What to Do When an Employee Leaves — Secure Offboarding for 365 & Workspace
When an employee resigns or is terminated, the focus is often on knowledge transfer and finding a replacement. However, one of the most critical tasks is the digital offboarding process. In an era where business operations live in the cloud, failing to properly revoke access from platforms like Microsoft 365 and Google Workspace can expose your organization to significant data security risks. A former employee retaining access, even unintentionally, can lead to data breaches, compliance violations, and loss of intellectual property. A structured offboarding checklist is not just good IT hygiene; it’s a fundamental security measure.
Step 1: Immediately Revoke Access to Primary Accounts
The moment an employee’s departure is confirmed, their primary account access should be terminated. This is the single most important step in preventing unauthorized activity.
- For Microsoft 365: The first action should be to block the user’s sign-in. This immediately cuts off access to all services, including Outlook, Teams, and OneDrive. You can do this from the Microsoft 365 admin center. Do not delete the account yet; just block it.
- For Google Workspace: From the Admin console, suspend the user. Similar to blocking a sign-in, this prevents the user from accessing Gmail, Drive, and other Google services.
This initial step acts as a digital gate, locking the door while you sort out the contents inside.
Step 2: Secure and Transfer Data
With access revoked, the next priority is to secure and manage the data associated with the account. The departed employee’s mailbox and cloud storage contain valuable information, from client communications to project files.
- Email Forwarding: Set up email forwarding from the former employee’s mailbox to their manager or a designated replacement. This ensures that incoming client or vendor emails are not missed. In Microsoft 365, you can convert the mailbox to a shared mailbox, which doesn’t require a license but preserves the data. In Google Workspace, you can set up email routing.
- File Ownership Transfer: Transfer ownership of all files and folders in the user’s OneDrive (for M365) or Google Drive (for Workspace). This prevents critical documents from being orphaned or deleted. Assign ownership to the employee’s direct manager to ensure continuity.

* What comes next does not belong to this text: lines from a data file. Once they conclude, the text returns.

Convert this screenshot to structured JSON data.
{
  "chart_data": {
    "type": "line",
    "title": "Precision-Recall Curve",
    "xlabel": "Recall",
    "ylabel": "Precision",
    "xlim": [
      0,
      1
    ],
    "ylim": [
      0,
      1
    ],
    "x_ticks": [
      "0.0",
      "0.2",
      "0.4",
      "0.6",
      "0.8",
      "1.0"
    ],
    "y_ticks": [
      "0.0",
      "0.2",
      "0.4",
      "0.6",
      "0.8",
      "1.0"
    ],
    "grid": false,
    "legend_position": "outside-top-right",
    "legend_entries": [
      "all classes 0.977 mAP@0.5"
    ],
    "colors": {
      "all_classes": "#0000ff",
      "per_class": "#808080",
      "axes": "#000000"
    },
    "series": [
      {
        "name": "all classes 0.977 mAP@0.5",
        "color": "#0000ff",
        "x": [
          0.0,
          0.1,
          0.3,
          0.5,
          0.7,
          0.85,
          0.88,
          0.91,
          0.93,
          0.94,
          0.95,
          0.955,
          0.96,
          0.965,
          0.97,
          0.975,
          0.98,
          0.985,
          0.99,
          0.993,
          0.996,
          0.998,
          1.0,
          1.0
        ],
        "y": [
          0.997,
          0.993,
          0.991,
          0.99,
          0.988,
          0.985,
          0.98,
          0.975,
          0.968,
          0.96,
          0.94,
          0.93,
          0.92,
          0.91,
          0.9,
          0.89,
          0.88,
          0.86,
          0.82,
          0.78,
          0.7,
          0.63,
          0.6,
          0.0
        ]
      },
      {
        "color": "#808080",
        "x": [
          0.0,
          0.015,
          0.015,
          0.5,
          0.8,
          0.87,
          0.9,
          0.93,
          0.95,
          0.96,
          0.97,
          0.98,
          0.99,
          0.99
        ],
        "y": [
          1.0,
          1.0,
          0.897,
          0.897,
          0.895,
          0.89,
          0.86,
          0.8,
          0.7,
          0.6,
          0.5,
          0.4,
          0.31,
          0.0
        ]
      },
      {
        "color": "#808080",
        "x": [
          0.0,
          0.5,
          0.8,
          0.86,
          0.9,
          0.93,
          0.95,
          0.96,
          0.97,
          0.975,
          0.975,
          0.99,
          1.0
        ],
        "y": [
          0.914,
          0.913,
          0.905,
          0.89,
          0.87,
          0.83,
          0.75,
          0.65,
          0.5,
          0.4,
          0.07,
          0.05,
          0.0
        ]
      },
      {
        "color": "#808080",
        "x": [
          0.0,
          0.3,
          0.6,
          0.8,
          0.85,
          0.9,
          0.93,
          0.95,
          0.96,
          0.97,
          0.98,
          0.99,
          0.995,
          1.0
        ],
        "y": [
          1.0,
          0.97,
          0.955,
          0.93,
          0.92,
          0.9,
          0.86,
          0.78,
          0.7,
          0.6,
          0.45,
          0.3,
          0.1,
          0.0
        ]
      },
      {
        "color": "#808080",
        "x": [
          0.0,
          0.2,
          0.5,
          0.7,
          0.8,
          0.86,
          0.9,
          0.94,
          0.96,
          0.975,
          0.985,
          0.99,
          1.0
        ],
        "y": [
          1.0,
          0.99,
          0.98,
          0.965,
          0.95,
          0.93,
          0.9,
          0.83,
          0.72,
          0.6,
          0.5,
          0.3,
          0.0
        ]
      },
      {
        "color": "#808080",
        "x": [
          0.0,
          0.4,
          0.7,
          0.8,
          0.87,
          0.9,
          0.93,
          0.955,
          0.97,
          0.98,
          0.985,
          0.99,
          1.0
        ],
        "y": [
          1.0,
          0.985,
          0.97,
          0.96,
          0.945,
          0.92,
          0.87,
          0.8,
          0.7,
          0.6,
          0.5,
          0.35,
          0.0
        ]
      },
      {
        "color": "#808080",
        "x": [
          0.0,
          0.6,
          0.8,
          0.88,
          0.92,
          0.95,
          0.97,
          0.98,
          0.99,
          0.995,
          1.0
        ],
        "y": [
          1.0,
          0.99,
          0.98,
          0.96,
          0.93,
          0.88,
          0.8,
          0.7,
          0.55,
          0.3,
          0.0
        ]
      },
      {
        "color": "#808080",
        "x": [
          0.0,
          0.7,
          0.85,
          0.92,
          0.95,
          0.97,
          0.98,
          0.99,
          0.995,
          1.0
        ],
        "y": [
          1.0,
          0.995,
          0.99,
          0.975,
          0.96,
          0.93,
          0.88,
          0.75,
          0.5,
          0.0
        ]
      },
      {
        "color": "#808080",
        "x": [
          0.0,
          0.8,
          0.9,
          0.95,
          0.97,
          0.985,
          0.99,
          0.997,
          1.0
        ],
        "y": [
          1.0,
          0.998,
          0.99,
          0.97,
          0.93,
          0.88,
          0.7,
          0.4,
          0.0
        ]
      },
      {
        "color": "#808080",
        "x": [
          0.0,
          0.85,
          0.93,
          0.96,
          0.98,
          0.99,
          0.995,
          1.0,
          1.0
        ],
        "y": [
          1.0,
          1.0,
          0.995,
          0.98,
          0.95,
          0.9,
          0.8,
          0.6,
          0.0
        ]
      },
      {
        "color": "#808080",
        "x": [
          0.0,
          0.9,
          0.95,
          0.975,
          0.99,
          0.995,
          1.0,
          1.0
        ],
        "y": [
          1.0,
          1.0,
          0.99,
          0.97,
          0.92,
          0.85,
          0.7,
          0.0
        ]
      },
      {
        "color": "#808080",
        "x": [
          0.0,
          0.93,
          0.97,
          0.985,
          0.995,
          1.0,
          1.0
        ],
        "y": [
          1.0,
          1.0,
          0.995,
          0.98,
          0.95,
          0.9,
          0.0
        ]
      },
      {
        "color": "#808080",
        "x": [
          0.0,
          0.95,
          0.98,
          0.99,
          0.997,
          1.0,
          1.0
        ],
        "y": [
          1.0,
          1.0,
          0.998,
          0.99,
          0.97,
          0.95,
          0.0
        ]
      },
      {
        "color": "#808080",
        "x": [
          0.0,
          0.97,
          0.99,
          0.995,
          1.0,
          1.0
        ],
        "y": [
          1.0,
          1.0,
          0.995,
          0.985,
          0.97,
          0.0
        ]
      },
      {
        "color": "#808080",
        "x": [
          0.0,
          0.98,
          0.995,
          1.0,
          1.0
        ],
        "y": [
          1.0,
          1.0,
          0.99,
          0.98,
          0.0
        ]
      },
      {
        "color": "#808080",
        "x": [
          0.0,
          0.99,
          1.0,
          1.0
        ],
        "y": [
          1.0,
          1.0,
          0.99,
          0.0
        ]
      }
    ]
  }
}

Step 3: Manage App Integrations and Device Access
An employee’s primary account is often used to sign into dozens of third-party applications (e.g., Salesforce, Slack, Asana). You must sever these connections as well.
- Review Connected Apps: In both Microsoft 365 and Google Workspace, you can review the third-party apps that have been granted access via the user’s account. Revoke permissions for all of them.
- Wipe Company Devices: If the employee used a company-issued laptop or mobile phone, use your mobile device management (MDM) solution (like Microsoft Intune or Google Endpoint Management) to remotely wipe all company data from those devices. This ensures that no sensitive information remains on hardware that is no longer under your control.
Step 4: Reassign Licenses and Delete the Account
After a designated period—typically 30 to 90 days—and once you have confirmed that all necessary data has been transferred, you can proceed with deleting the account.
- Reclaim the License: Before deleting the user, reassign their Microsoft 365 or Google Workspace license to a new employee or return it to your available license pool. This is a crucial cost-management step.
- Final Deletion: Once the license is unassigned and you are confident no further data is needed, you can permanently delete the user account. Both platforms have a grace period (usually 30 days) during which you can restore the account if necessary, but after that, the deletion is permanent.
Conclusion: Make Offboarding a Repeatable Process
Secure offboarding should not be an ad-hoc scramble. Develop a formal, written checklist that is followed every single time an employee leaves. This process ensures consistency, minimizes the risk of human error, and protects your organization from lingering security threats. By treating digital offboarding with the same seriousness as collecting a keycard, you can maintain control over your digital assets and ensure that when an employee walks out the door, your data doesn’t go with them.